$L=\sum_{i}(y_i-t_i)^2$
I want to differentiate $L$ by $y$. Unfortunately I didn't learn this material, so a wild guess would be:
$(1) \frac{dL}{dy}=\frac{d}{dy} (\vec{y}\cdot \vec{y}^T -2\cdot \vec{y} \cdot \vec{t}^T + \vec{t} \cdot \vec{t})$
From here I got to: $=2\vec{y}-2\vec{t}^T$
But I guess this not ok, because the dimensions are not equal. This means I needed to do:
$(2) \frac{dL}{dy}=\frac{d}{dy} \vec{y}\cdot \vec{y}^T -2\cdot \vec{t} \cdot \vec{y}^T + \vec{t} \cdot \vec{t}$
And then I'll get $=2\vec{y}-2\vec{t}$ which is the correct answer I think.
I switched places because it suited me better, but I don't think that math works that way.
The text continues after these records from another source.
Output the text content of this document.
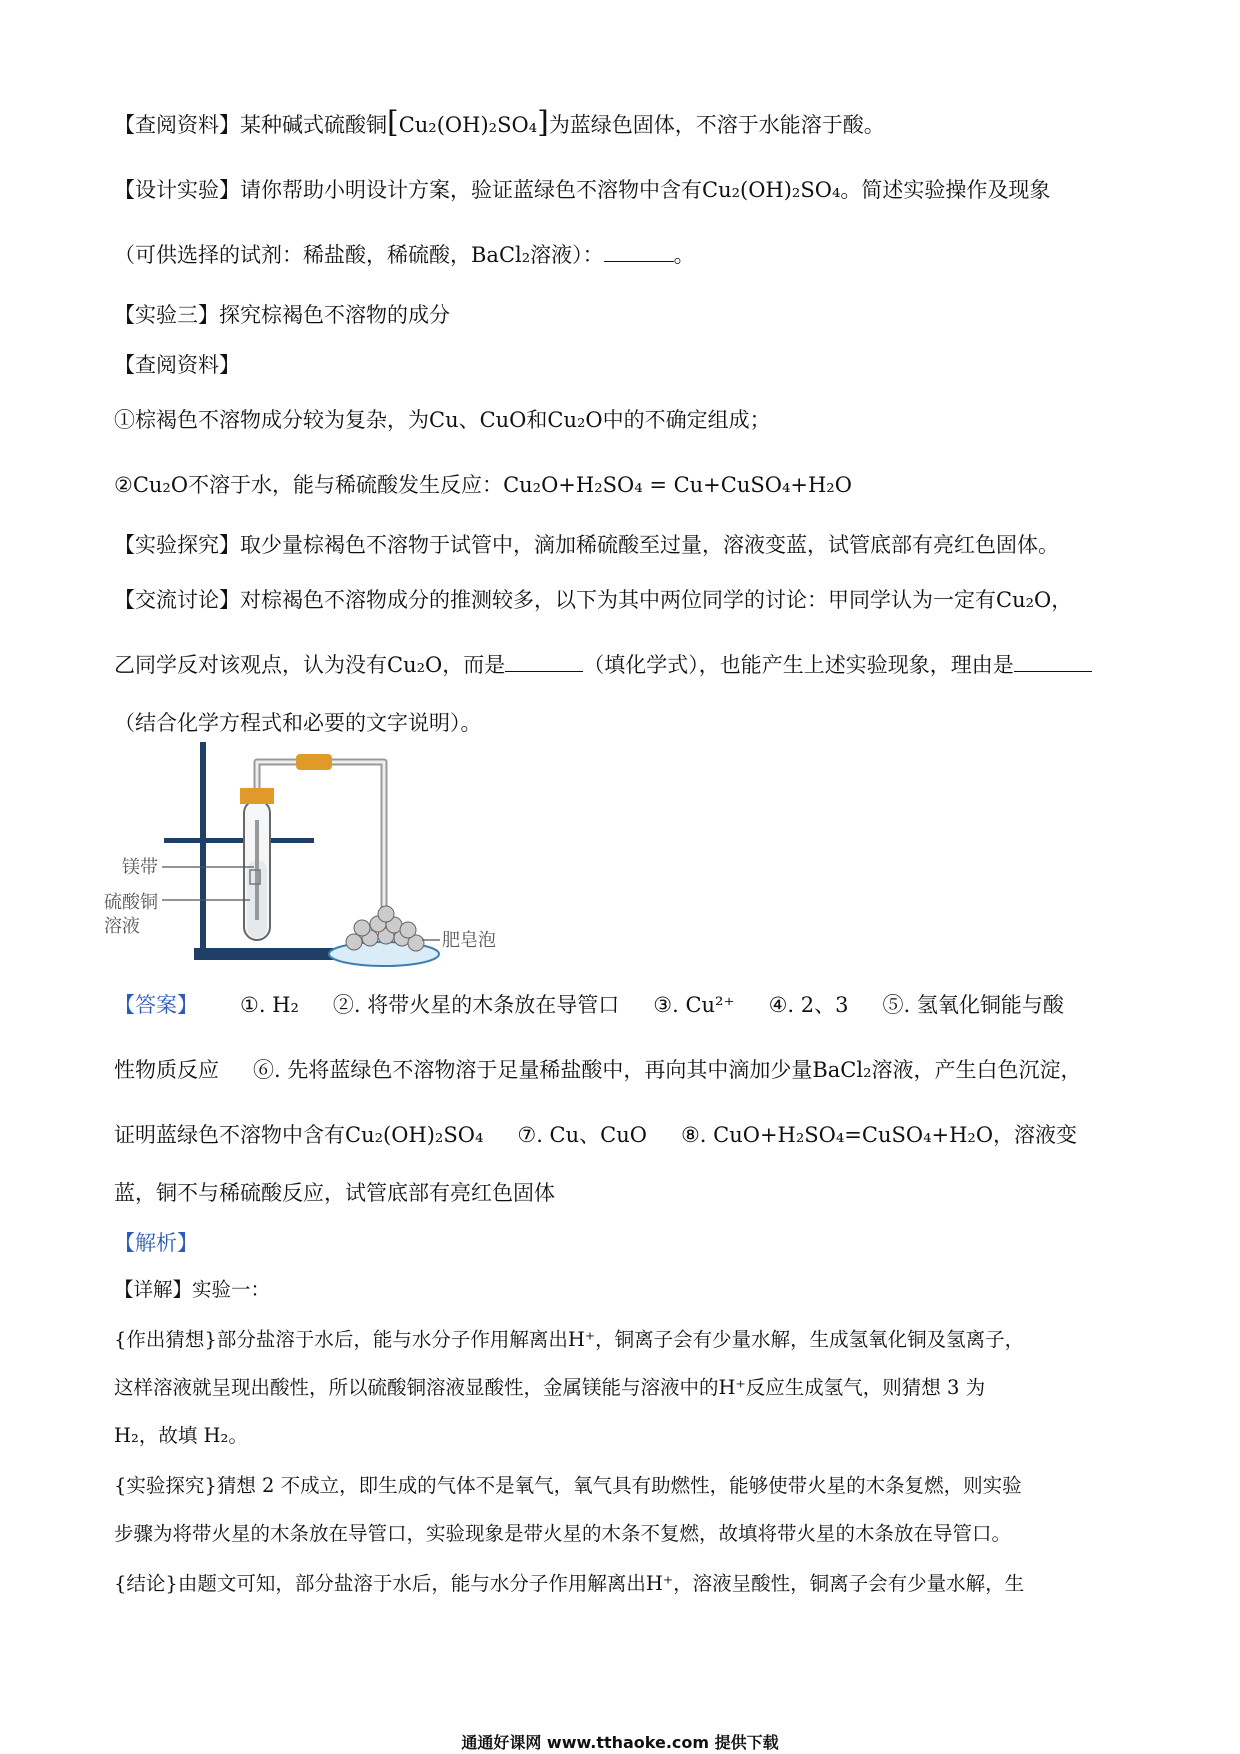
【查阅资料】某种碱式硫酸铜[Cu₂(OH)₂SO₄]为蓝绿色固体，不溶于水能溶于酸。
【设计实验】请你帮助小明设计方案，验证蓝绿色不溶物中含有Cu₂(OH)₂SO₄。简述实验操作及现象
（可供选择的试剂：稀盐酸，稀硫酸，BaCl₂溶液）：	。
【实验三】探究棕褐色不溶物的成分
【查阅资料】
①棕褐色不溶物成分较为复杂，为Cu、CuO和Cu₂O中的不确定组成；
②Cu₂O不溶于水，能与稀硫酸发生反应：Cu₂O+H₂SO₄ = Cu+CuSO₄+H₂O
【实验探究】取少量棕褐色不溶物于试管中，滴加稀硫酸至过量，溶液变蓝，试管底部有亮红色固体。
【交流讨论】对棕褐色不溶物成分的推测较多，以下为其中两位同学的讨论：甲同学认为一定有Cu₂O，
乙同学反对该观点，认为没有Cu₂O，而是	（填化学式），也能产生上述实验现象，理由是
（结合化学方程式和必要的文字说明）。
镁带
硫酸铜
溶液
肥皂泡
【答案】 ①. H₂ ②. 将带火星的木条放在导管口 ③. Cu²⁺ ④. 2、3 ⑤. 氢氧化铜能与酸
性物质反应 ⑥. 先将蓝绿色不溶物溶于足量稀盐酸中，再向其中滴加少量BaCl₂溶液，产生白色沉淀，
证明蓝绿色不溶物中含有Cu₂(OH)₂SO₄ ⑦. Cu、CuO ⑧. CuO+H₂SO₄=CuSO₄+H₂O，溶液变
蓝，铜不与稀硫酸反应，试管底部有亮红色固体
【解析】
【详解】实验一：
{作出猜想}部分盐溶于水后，能与水分子作用解离出H⁺，铜离子会有少量水解，生成氢氧化铜及氢离子，
这样溶液就呈现出酸性，所以硫酸铜溶液显酸性，金属镁能与溶液中的H⁺反应生成氢气，则猜想 3 为
H₂，故填 H₂。
{实验探究}猜想 2 不成立，即生成的气体不是氧气，氧气具有助燃性，能够使带火星的木条复燃，则实验
步骤为将带火星的木条放在导管口，实验现象是带火星的木条不复燃，故填将带火星的木条放在导管口。
{结论}由题文可知，部分盐溶于水后，能与水分子作用解离出H⁺，溶液呈酸性，铜离子会有少量水解，生
通通好课网 www.tthaoke.com 提供下载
I'm sure there is an algorithm for these operations. How I was supposed to know that I should of opened it like in $(2)$ and not like $(1)$ ?
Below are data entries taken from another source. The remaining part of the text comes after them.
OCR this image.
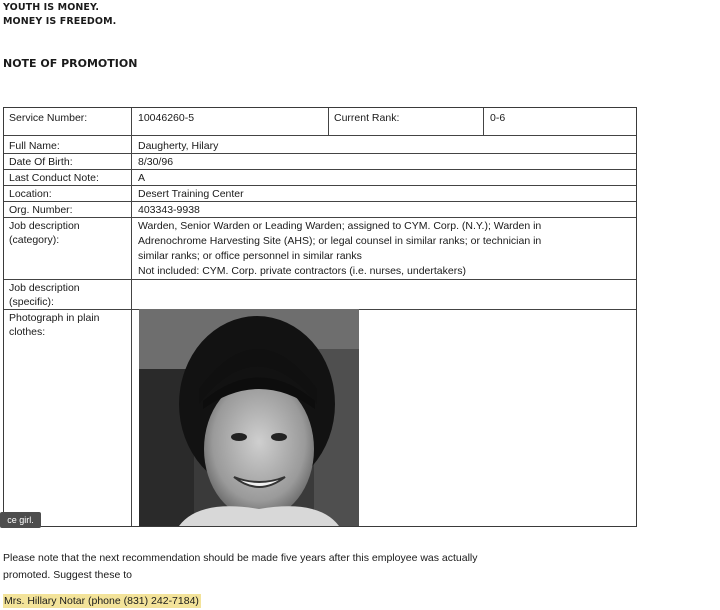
YOUTH IS MONEY.
MONEY IS FREEDOM.
NOTE OF PROMOTION
Service Number:	10046260-5	Current Rank:	0-6
Full Name:	Daugherty, Hilary
Date Of Birth:	8/30/96
Last Conduct Note:	A
Location:	Desert Training Center
Org. Number:	403343-9938
Job description (category):
Warden, Senior Warden or Leading Warden; assigned to CYM. Corp. (N.Y.); Warden in
Adrenochrome Harvesting Site (AHS); or legal counsel in similar ranks; or technician in
similar ranks; or office personnel in similar ranks
Not included: CYM. Corp. private contractors (i.e. nurses, undertakers)
Job description (specific):
Photograph in plain clothes:
ce girl.
Please note that the next recommendation should be made five years after this employee was actually
promoted. Suggest these to
Mrs. Hillary Notar (phone (831) 242-7184)
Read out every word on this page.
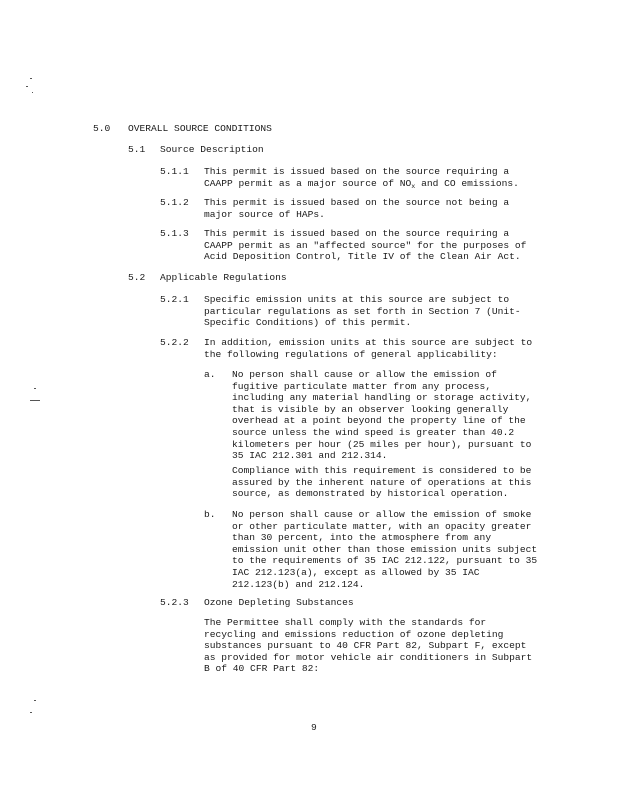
5.0 OVERALL SOURCE CONDITIONS
5.1 Source Description
5.1.1 This permit is issued based on the source requiring a
CAAPP permit as a major source of $NO_x$ and CO emissions.
5.1.2 This permit is issued based on the source not being a
major source of HAPs.
5.1.3 This permit is issued based on the source requiring a
CAAPP permit as an "affected source" for the purposes of
Acid Deposition Control, Title IV of the Clean Air Act.
5.2 Applicable Regulations
5.2.1 Specific emission units at this source are subject to
particular regulations as set forth in Section 7 (Unit-
Specific Conditions) of this permit.
5.2.2 In addition, emission units at this source are subject to
the following regulations of general applicability:
a. No person shall cause or allow the emission of
fugitive particulate matter from any process,
including any material handling or storage activity,
that is visible by an observer looking generally
overhead at a point beyond the property line of the
source unless the wind speed is greater than 40.2
kilometers per hour (25 miles per hour), pursuant to
35 IAC 212.301 and 212.314.
Compliance with this requirement is considered to be
assured by the inherent nature of operations at this
source, as demonstrated by historical operation.
b. No person shall cause or allow the emission of smoke
or other particulate matter, with an opacity greater
than 30 percent, into the atmosphere from any
emission unit other than those emission units subject
to the requirements of 35 IAC 212.122, pursuant to 35
IAC 212.123(a), except as allowed by 35 IAC
212.123(b) and 212.124.
5.2.3 Ozone Depleting Substances
The Permittee shall comply with the standards for
recycling and emissions reduction of ozone depleting
substances pursuant to 40 CFR Part 82, Subpart F, except
as provided for motor vehicle air conditioners in Subpart
B of 40 CFR Part 82:
9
\begin{align}\frac{\partial L}{\partial y_j}&=\frac{\partial }{\partial y_j} \sum_i (y_i-t_i)^2\\&= \frac{\partial }{\partial y_j} \left[(y_j-t_j)^2 + \sum_{i \ne j} (y_i-t_i)^2\right]\\&= \frac{\partial }{\partial y_j} \left[(y_j-t_j)^2\right] + \left[\frac{\partial}{\partial y_j} \sum_{i \ne j} (y_i-t_i)^2\right] \\&=2(y_j-t_j) \frac{\partial (y_j-t_j)}{\partial y_j }+0\\&=2(y_j-t_j) \end{align}
Hence $$\nabla_y L=2(y-t)$$
Note that $y^Tt=t^Ty$, here all my vectors are column vectors.